Harder ist es auch zu verdanken, dass sich die Anlage so schön grün präsentiert und ein Refugium für seltene Tiere ist. Geboren in Wellingsbüttel, kam er während des Zweiten Weltkrieges nach Elmshorn und machte in Sparrieshoop eine Lehre als Gärtner. Später arbeitete er im Botanischen Garten in Hamburg-Groß Flottbek, und auf dem Hafengelände sorgte er dank seiner Erfahrung dafür, dass durch heimische Bäume und Pflanzen ein ganz besonderer Lebensraum entstand. Die Vegetation und die Ruhe ziehen auch seltene Tiere an und lassen vom Aussterben bedrohte Pflanzen wachsen.
Die ungebändigte Natur bietet den Wassersportlern besondere Schauspiele – nicht immer mit glücklichem Ende. Eine Gans hatte im nahen Röhricht ihr Nest gebaut. Bei jeder Flut schwamm es auf, um sich bei Ebbe wieder abzusenken. Eines Tages war das Nest allerdings verschwunden. Harder vermutet, das es bei einer besonders hohen Flut, die verbunden war mit kräftigen Windgeschwindigkeiten, weggespült wurde.
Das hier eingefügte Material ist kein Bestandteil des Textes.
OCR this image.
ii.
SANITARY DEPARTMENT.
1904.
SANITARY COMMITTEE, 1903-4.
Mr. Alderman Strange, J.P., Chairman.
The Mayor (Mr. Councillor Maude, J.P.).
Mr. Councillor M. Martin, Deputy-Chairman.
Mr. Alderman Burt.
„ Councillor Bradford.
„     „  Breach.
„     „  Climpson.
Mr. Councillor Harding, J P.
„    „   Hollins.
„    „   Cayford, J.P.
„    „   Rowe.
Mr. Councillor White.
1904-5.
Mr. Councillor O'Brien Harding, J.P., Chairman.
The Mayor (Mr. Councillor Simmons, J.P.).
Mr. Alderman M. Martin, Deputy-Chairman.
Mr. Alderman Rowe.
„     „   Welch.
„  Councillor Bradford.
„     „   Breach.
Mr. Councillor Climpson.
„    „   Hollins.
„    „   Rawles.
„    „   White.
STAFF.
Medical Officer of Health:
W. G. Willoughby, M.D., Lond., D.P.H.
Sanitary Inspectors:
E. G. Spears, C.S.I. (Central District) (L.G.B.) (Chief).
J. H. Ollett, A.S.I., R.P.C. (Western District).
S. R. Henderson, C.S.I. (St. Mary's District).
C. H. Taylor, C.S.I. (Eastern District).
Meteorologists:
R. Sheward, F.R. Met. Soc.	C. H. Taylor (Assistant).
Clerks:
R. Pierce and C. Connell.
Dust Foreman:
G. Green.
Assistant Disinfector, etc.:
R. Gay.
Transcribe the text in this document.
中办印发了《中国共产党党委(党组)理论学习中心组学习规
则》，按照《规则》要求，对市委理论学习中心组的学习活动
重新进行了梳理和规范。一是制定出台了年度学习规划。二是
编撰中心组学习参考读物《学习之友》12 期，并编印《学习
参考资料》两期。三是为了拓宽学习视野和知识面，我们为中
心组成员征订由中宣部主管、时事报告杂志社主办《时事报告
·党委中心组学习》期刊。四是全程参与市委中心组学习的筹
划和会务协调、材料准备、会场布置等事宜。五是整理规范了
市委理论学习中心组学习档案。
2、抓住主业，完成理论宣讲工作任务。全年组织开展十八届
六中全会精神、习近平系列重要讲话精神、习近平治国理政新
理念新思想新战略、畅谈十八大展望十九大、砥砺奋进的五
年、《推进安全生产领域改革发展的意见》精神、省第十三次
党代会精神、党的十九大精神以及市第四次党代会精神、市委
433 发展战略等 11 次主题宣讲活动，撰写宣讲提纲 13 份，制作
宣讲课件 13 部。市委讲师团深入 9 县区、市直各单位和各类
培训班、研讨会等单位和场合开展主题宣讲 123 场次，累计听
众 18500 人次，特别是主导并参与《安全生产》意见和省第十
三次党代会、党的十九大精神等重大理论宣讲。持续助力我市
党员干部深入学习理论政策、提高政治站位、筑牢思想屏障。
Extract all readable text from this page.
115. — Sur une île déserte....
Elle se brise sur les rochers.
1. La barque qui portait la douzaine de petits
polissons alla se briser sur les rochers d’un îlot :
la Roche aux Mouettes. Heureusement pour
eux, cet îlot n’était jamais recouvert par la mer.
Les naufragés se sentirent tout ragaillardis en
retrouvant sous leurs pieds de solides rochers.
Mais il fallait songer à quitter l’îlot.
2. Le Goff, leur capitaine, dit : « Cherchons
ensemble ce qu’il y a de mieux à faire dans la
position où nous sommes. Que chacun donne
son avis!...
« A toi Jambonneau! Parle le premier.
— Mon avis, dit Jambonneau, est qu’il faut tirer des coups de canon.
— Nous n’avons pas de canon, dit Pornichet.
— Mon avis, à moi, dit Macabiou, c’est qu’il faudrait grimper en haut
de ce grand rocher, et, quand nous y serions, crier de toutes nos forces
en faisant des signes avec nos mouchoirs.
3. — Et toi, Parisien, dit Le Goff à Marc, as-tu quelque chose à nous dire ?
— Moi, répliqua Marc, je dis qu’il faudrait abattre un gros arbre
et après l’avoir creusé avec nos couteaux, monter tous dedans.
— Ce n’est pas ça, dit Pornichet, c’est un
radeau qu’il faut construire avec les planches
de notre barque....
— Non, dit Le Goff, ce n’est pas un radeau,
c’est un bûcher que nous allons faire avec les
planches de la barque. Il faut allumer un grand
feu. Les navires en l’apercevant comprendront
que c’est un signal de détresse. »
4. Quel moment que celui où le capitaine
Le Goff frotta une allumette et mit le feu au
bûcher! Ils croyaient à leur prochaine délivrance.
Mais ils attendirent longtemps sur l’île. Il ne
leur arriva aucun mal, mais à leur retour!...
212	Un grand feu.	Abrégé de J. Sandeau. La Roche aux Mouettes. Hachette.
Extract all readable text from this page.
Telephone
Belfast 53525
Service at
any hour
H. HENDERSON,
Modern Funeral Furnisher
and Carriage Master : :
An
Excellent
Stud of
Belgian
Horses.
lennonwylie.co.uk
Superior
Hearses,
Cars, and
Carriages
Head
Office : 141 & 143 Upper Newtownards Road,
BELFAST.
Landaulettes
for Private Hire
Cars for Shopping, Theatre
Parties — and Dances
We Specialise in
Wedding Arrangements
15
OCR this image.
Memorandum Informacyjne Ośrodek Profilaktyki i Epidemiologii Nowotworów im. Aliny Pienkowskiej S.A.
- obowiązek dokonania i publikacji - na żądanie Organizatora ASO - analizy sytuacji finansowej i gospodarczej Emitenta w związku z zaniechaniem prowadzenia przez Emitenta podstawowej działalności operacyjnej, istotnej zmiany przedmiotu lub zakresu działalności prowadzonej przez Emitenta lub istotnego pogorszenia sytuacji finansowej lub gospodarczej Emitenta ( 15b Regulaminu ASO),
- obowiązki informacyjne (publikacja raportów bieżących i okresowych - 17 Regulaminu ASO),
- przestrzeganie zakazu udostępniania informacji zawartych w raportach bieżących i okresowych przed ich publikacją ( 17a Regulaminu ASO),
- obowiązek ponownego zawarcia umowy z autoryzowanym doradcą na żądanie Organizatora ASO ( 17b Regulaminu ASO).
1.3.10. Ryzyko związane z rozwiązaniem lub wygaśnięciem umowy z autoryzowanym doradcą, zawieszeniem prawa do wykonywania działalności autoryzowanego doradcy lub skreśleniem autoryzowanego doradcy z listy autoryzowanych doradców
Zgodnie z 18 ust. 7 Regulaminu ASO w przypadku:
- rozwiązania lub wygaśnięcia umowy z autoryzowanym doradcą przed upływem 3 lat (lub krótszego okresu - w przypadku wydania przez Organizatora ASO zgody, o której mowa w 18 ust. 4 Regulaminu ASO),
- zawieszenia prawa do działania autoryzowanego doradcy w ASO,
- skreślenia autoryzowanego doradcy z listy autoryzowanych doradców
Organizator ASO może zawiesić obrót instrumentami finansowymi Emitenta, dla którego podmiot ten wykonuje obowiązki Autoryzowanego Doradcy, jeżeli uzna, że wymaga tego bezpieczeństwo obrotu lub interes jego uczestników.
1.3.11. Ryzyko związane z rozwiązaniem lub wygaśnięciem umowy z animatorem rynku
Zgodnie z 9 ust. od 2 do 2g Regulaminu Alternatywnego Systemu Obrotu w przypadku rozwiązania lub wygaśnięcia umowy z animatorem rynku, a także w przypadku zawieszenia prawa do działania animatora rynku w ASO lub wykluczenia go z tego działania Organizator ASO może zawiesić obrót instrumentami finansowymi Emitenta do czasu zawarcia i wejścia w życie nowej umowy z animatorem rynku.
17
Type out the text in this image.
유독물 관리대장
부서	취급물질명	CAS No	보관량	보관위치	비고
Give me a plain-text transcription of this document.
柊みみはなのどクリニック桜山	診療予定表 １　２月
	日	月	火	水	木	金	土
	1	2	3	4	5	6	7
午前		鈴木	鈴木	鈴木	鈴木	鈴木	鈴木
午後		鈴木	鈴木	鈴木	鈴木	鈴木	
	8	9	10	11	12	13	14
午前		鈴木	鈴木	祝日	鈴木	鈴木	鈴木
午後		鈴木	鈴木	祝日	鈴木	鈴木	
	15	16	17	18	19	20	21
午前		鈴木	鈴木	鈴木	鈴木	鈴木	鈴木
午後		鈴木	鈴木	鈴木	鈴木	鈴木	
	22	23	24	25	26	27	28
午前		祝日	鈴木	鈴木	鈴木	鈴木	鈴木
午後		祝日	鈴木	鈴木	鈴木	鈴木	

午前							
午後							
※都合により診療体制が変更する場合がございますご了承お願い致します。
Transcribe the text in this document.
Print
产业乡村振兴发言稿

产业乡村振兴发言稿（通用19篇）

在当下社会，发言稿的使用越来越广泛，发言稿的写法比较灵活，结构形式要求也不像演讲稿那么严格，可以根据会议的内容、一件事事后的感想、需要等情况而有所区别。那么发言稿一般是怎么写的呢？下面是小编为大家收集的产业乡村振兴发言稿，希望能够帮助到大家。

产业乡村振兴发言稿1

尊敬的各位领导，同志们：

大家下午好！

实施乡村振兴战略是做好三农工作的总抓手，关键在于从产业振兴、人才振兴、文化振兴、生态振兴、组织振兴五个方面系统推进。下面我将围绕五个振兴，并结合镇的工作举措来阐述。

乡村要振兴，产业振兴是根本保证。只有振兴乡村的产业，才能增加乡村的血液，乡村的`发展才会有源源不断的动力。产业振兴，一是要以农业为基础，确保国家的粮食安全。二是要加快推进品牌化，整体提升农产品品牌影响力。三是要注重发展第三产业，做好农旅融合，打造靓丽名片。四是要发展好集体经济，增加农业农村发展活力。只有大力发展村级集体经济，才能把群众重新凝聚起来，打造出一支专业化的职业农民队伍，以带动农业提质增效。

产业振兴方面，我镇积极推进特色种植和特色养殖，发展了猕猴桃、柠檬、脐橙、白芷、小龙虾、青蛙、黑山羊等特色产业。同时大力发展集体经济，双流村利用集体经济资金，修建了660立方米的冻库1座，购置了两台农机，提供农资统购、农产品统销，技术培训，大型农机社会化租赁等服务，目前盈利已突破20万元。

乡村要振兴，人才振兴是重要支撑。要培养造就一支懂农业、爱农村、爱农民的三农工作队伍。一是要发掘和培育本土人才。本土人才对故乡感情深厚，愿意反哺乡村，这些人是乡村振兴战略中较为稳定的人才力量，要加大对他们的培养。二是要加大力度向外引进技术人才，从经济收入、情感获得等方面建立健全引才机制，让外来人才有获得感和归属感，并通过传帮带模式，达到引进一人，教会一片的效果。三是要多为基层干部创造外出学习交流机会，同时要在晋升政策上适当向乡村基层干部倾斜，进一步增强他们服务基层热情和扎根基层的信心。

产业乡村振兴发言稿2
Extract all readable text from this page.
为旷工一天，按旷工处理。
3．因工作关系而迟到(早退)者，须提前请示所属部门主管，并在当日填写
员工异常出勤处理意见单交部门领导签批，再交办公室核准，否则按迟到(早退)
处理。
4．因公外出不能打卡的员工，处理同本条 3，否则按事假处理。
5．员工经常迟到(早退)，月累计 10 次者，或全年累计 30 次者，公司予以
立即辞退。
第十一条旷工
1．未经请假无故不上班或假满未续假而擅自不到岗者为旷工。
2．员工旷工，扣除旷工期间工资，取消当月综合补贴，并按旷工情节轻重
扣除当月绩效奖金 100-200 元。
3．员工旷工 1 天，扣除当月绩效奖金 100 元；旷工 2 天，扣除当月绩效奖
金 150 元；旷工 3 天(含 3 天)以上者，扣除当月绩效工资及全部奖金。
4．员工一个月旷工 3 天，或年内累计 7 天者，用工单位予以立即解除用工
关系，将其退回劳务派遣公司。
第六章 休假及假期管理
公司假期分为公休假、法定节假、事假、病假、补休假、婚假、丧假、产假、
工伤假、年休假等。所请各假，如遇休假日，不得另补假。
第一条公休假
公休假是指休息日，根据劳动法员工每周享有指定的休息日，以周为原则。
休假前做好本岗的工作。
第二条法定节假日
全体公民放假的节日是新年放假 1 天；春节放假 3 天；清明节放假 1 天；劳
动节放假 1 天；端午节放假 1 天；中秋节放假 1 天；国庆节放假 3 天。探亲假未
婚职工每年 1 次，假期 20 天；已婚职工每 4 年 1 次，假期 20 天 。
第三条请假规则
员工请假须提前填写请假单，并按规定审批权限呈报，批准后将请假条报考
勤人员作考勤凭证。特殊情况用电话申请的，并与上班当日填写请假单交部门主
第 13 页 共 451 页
Zum Leidwesen der Wassersportler treibt sich im Bereich des Hafens auch ein ungebetener Gast herum. Der Marderhund wanderte aus Russland nach Mitteleuropa ein und machte sich auch in der Marsch breit. Insbesondere unter den ohnehin bedrohten Bodenbrütern findet er seine Beute.
In der Ausbildung des Seglernachwuchses hat sich Peter Harder auch engagiert, doch die Schulen mit ihrer Ganztagsbetreuung haben einer sogenannten Opti-Gruppen den Garaus gemacht. Mehrere Segler mittleren Alters sind in den vergangenen Jahren eingetreten. Sie haben nicht nur den Altersdurchschnitt des Vereins etwas nach unten gezogen, sondern auch neue Ideen entwickelt. So soll demnächst wieder eine Jugendgruppe eröffnet werden.
Methusalem wird dann nicht mehr sein seglerisches Wissen an die Novizen weitergeben. Vor drei Jahren hat er sein Boot verkauft. Deshalb ist er auch nicht mehr jeden Tag im Hafen: Es schmerze ihn zu sehen, wie die andere ein- und auslaufen, während er an Land bleibt.